Tenía aproximadamente seis o siete años cuando mi vida dio un giro radical. Esa tarde salía muy contento de la escuela, en compañía de mis dos mejores amigos: Xiumin y Luhan. A pesar que esos tontos eran noviecitos, de esos que se sujetan las manos y van juntos a todos lados, me agradaba estar con ellos.
Cualquiera se sorprendería en ver a dos niños de esa edad tratar con el amor, y más si eran dos varones, pero ellos lo veían completamente normal, y yo también. Aunque muchas veces me sentía mal haciendo tercio ahí.
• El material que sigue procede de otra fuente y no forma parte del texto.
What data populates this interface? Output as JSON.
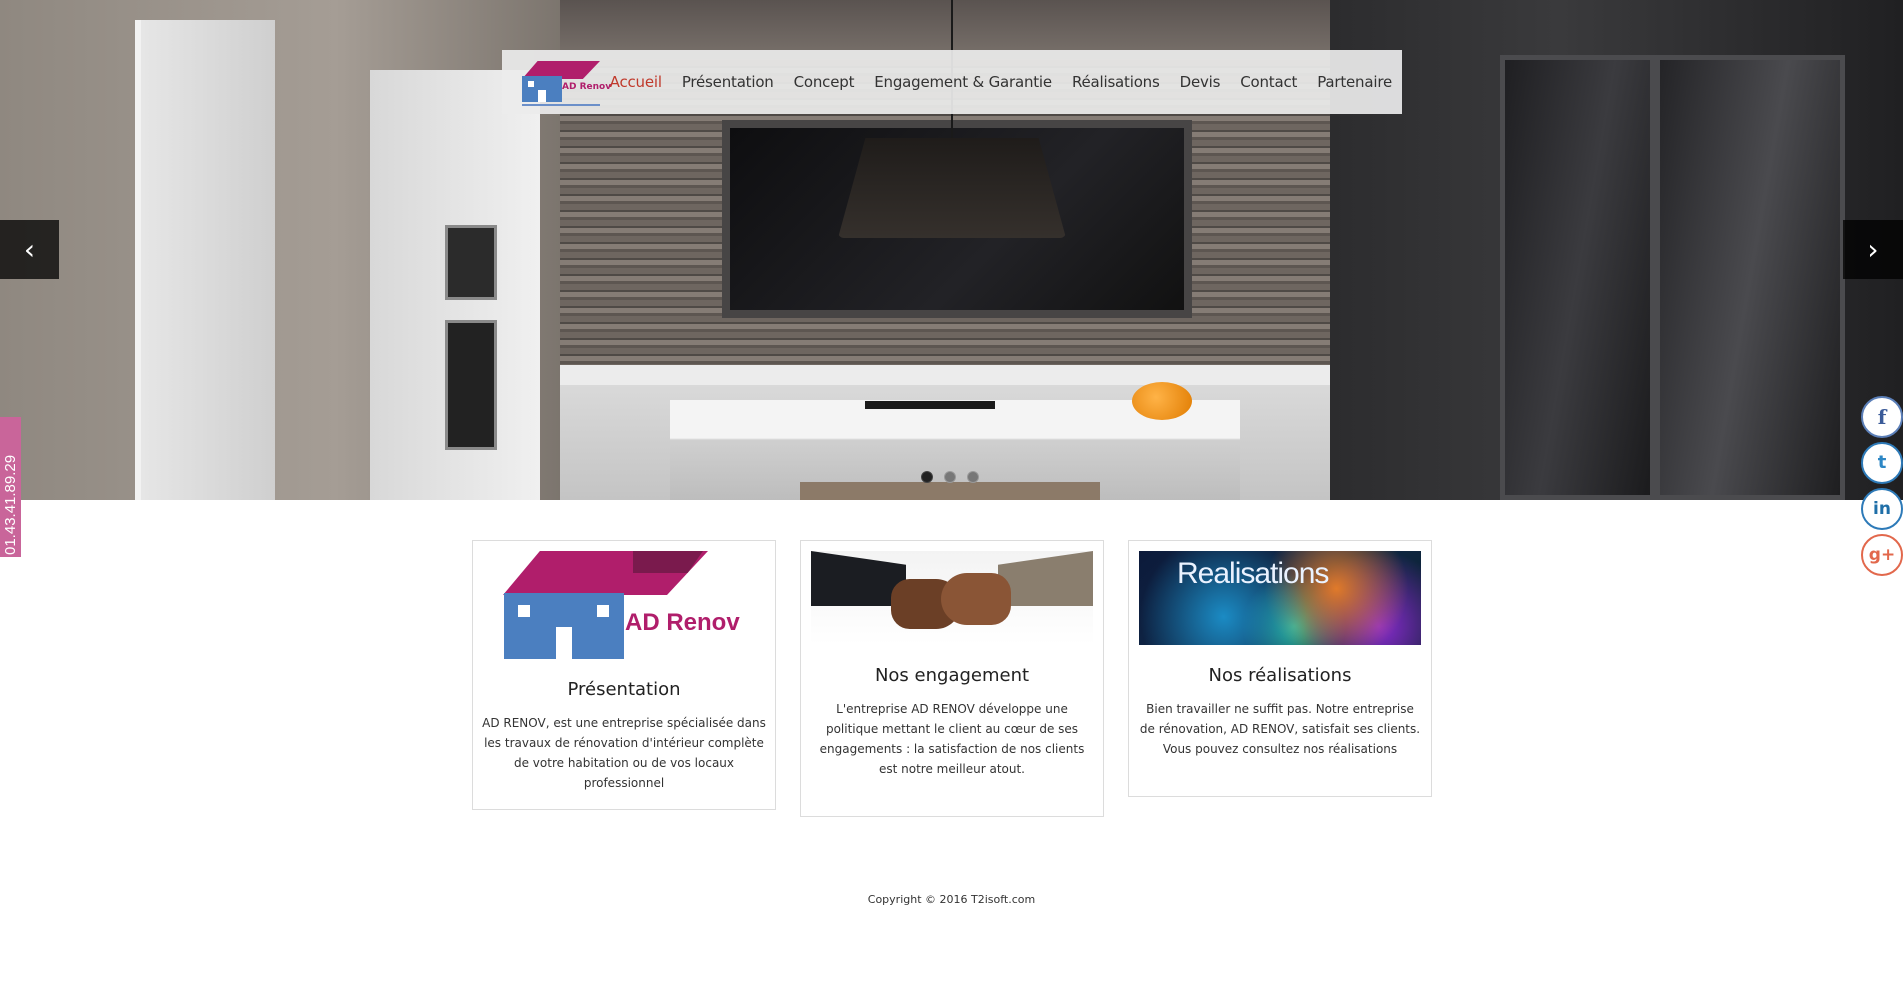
{
  "nav": {
    "logo_text": "AD Renov",
    "items": [
      {
        "label": "Accueil"
      },
      {
        "label": "Présentation"
      },
      {
        "label": "Concept"
      },
      {
        "label": "Engagement & Garantie"
      },
      {
        "label": "Réalisations"
      },
      {
        "label": "Devis"
      },
      {
        "label": "Contact"
      },
      {
        "label": "Partenaire"
      }
    ],
    "active_item": "Accueil",
    "active_color": "#c0392b"
  },
  "hero": {
    "prev_icon": "chevron-left-icon",
    "next_icon": "chevron-right-icon",
    "prev_glyph": "‹",
    "next_glyph": "›",
    "slide_count": 3,
    "active_slide": 1
  },
  "phone_tab": {
    "number": "01.43.41.89.29",
    "color": "#c9659a"
  },
  "social": [
    {
      "name": "facebook-icon",
      "glyph": "f"
    },
    {
      "name": "twitter-icon",
      "glyph": "t"
    },
    {
      "name": "linkedin-icon",
      "glyph": "in"
    },
    {
      "name": "google-plus-icon",
      "glyph": "g+"
    }
  ],
  "cards": [
    {
      "image_text": "AD Renov",
      "title": "Présentation",
      "text": "AD RENOV, est une entreprise spécialisée dans les travaux de rénovation d'intérieur complète de votre habitation ou de vos locaux professionnel"
    },
    {
      "title": "Nos engagement",
      "text": "L'entreprise AD RENOV développe une politique mettant le client au cœur de ses engagements : la satisfaction de nos clients est notre meilleur atout."
    },
    {
      "image_text": "Realisations",
      "title": "Nos réalisations",
      "text": "Bien travailler ne suffit pas. Notre entreprise de rénovation, AD RENOV, satisfait ses clients. Vous pouvez consultez nos réalisations"
    }
  ],
  "footer": {
    "copyright": "Copyright © 2016 T2isoft.com"
  },
  "colors": {
    "brand_magenta": "#b01e6b",
    "brand_blue": "#4b7fc0"
  }
}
Desde que comenzaron a "salir" ya no iban más a mi casa a jugar pelota, y eso me tenía un poco devastado. En cambio, Lulú iba a la casa de Xiumin, casi a diario, inventando tareas pendientes y cosas por el estilo. Siempre ese par fue promiscuo: un día los vi uniendo sus labios y jugando con sus lenguas torpemente. Yo sé que ninguno es gay, y que Xiumin está con Lu por su apariencia de chica. O tal vez eso era lo que yo quería creer.
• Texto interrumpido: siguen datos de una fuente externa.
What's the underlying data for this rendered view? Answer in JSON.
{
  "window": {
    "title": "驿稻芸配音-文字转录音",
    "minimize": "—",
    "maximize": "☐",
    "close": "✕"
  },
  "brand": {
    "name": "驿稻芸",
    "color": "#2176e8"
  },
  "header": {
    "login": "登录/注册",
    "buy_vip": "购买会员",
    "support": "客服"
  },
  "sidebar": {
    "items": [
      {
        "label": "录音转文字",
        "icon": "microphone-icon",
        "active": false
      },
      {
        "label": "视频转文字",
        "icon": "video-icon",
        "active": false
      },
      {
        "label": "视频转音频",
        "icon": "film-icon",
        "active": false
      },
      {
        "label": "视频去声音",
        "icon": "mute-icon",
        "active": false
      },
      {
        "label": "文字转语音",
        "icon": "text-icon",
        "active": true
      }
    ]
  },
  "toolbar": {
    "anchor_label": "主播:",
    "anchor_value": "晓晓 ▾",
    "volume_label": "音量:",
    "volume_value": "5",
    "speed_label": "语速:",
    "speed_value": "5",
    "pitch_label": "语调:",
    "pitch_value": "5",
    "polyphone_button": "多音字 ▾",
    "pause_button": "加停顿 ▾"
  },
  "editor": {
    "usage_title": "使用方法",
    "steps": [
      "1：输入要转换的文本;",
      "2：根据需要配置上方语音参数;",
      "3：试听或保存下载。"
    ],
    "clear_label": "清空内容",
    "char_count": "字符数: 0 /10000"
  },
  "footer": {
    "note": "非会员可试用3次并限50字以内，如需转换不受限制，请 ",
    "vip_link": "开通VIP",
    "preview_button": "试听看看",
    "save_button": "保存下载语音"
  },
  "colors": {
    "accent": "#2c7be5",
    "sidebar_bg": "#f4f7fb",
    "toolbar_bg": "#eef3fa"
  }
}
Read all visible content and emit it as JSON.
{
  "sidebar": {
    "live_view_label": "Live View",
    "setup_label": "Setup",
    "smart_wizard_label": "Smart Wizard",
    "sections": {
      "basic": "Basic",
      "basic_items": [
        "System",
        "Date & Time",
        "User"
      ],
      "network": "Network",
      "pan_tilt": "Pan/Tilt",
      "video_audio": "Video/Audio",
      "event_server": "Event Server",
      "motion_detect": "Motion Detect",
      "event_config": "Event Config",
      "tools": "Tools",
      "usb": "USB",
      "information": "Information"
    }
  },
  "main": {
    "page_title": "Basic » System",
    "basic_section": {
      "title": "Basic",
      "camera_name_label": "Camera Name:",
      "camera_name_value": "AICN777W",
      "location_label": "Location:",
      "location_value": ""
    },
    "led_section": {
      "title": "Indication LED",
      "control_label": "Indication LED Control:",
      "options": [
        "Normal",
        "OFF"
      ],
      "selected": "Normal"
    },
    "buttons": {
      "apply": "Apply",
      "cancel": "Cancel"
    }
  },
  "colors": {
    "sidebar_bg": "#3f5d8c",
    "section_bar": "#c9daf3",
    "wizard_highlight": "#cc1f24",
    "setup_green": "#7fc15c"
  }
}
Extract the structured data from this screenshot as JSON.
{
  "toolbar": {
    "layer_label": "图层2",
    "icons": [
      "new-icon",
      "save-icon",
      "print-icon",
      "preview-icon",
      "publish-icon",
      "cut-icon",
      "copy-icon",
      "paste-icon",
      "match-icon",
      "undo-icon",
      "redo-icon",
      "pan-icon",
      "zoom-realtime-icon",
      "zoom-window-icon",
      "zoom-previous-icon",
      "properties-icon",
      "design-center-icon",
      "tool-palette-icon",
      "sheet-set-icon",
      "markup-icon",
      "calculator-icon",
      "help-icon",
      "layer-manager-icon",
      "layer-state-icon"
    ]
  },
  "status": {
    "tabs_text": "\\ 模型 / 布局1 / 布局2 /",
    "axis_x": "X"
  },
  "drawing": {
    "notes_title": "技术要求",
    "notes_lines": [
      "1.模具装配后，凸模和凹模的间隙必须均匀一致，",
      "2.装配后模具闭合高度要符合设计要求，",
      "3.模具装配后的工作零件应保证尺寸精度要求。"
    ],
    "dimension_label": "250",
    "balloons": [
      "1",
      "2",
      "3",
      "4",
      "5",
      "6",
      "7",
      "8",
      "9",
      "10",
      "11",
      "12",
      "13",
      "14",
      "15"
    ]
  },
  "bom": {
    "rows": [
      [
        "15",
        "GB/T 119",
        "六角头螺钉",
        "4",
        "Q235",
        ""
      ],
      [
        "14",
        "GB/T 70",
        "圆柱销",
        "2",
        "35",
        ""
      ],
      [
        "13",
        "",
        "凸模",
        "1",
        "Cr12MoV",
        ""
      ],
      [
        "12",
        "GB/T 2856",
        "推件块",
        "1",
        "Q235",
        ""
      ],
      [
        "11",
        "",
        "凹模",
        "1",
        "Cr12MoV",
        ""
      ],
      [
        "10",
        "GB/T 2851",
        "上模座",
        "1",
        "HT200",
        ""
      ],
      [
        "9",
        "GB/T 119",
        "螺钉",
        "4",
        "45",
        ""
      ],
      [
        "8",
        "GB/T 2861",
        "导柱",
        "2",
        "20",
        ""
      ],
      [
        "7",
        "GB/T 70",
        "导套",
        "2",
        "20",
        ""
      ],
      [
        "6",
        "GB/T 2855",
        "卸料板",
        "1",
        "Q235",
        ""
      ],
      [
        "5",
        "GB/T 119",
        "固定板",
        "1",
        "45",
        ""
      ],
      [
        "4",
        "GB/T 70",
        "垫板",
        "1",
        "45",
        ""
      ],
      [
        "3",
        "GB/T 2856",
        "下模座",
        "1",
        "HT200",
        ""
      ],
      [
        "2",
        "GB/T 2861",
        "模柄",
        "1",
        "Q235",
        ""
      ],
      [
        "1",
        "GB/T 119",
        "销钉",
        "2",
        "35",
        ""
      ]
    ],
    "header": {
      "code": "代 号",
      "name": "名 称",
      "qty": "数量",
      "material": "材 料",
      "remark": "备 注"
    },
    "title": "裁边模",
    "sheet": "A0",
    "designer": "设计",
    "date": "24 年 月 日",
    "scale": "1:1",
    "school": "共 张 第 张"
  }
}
Cuando cruzamos la puerta principal de la escuela, el auto de papá estaba estacionado frente a la acera. Inmediatamente mis compañeros dejaron de tomarse las manos, ya que sí papá los cachaba infraganti, de seguro les contaría a sus padres y a mi me prohibiría volver a frecuentarles.
Esa relación se mantenía en secreto, y sólo sabíamos de ella tres personas: Chen, Lay y yo.

Me despedí de ellos, y subí al auto de papá.

—¿Cómo estuvo tu día, campeón? —besó mi mejilla y me apretó contra su pecho en cuanto subí al asiento del copiloto.
—¡Hoy dibujamos con acuarelas, y la maestra colgó mi dibujo de Alaska en el pizarrón por ser el mejor!

Alaska era el nombre de mi canina siberiana que había muerto hacía unos meses por no soportar una cirugía. La pobre quedó con el útero dañado después de que su cachorro muriera en el embarazo, así que hubo que extirparlo.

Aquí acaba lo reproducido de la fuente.